Motifnya Tidak Jelas

Petugas penegak hukum melihat pria bersenjata itu, yang mengenakan pelindung tubuh, muncul dari kendaraan yang rusak dengan membawa senapan dan lari ke sebuah gedung lalu melepaskan tembakan, kata Sersan Departemen Keamanan Publik (DPS) Texas, Erick Estrada, kepada stasiun siaran CNN.

Berbicara dari Gedung Putih beberapa jam kemudian, Presiden Joe Biden yang tampak terguncang mendesak warga Amerika Serikat untuk menentang lobi senjata yang kuat secara politik, yang dia tuduh telah menghalangi pemberlakuan undang-undang keamanan senjata api yang lebih ketat.

Biden memerintahkan pengibaran bendera setengah tiang sepanjang hari pada hari Sabtu untuk memperingati tragedi penembakan massal itu.

"Sebagai sebuah bangsa, kita harus bertanya, 'Kapan dalam nama Tuhan kita akan berdiri menghadapi lobi senjata?'" kata Biden di televisi nasional, menyarankan untuk mengembalikan larangan senjata serbu dan "undang-undang senjata akal sehat" lainnya.

 

* Fakta atau Hoaks? Untuk mengetahui kebenaran informasi yang beredar, silakan WhatsApp ke nomor Cek Fakta Liputan6.com 0811 9787 670 hanya dengan ketik kata kunci yang diinginkan.

2 dari 4 halaman

Aturan Lebih Ketat Selalu Gagal karena Penentangan Kuat

Aparat penegak hukum berdiri di luar Robb Elementary School setelah penembakan, Uvalde, Texas, Amerika Serikat, 24 Mei 2022. Ini merupakan insiden paling parah dalam sejarah Texas. (AP Photo/Dario Lopez-Mills)

Penembakan massal di Amerika sering menyebabkan protes publik dan seruan untuk pemeriksaan yang lebih ketat pada transaksi penjualan senjata dan pengawasan senjata api lainnya yang umum diberlakukan di negara lain. Tetapi aturan yang lebih ketat berulang kali gagal karena penentangan kuat yang dipimpin Partai Republik.

Pihak berwenang mengatakan, tersangka pelaku Salvador Ramos dalam pembunuhan hari Selasa bertindak sendiri. Gubernur Greg Abbott mengatakan bahwa penembak tampaknya dibunuh oleh polisi yang menghadangnya, dan bahwa dua petugas terkena tembakan, meskipun gubernur mengatakan luka-luka mereka tidak serius.

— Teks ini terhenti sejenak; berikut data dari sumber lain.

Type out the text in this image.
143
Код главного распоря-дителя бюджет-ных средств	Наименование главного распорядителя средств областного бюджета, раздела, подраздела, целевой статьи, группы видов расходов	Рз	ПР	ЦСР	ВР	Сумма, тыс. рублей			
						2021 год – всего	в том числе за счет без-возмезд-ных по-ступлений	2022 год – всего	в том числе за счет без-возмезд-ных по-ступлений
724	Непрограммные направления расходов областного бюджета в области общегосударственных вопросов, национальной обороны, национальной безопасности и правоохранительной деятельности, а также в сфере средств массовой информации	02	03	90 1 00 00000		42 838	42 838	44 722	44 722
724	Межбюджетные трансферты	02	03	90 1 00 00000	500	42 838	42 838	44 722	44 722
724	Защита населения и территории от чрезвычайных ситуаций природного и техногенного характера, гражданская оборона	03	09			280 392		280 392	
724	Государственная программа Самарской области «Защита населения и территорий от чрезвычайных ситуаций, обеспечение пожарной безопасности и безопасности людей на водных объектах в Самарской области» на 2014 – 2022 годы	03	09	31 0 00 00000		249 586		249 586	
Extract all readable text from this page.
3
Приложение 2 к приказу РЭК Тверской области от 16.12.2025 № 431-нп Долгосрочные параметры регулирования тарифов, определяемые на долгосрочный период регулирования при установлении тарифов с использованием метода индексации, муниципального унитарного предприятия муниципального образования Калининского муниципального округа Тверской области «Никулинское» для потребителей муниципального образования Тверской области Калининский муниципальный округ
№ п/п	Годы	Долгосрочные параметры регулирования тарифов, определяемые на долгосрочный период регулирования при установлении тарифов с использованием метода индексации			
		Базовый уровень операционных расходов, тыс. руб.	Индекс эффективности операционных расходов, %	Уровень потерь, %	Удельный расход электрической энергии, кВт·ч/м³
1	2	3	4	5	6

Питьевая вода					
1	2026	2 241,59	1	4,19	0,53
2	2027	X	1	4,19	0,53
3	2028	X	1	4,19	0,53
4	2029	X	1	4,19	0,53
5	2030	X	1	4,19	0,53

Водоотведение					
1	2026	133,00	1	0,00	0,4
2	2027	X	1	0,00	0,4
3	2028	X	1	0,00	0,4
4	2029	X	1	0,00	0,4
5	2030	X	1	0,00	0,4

Setelah laporan awal yang bertentangan tentang jumlah korban tewas, pejabat keamanan publik Texas mengatakan pada Selasa malam bahwa 19 anak sekolah dan dua guru telah tewas.

Kota kecil Uvalde di distrik Hill Country berpenduduk sekitar 16.000 orang, hampir 80% adalah orang Hispanik atau Latin, menurut data sensus kependudukan.

3 dari 4 halaman

Duka Keluarga Korban Penembakan di Sekolah SD Texas: Hari yang Menyedihkan

Seorang wanita menangis saat meninggalkan Uvalde Civic Center menyusul penembakan pada hari sebelumnya di Robb Elementary School , Uvalde, Texas, Amerika Serikat, 24 Mei 2022. Sebanyak 14 murid yang dilaporkan tewas dan satu orang korban lain adalah guru. (William Luther/The San Antonio Express-News via AP)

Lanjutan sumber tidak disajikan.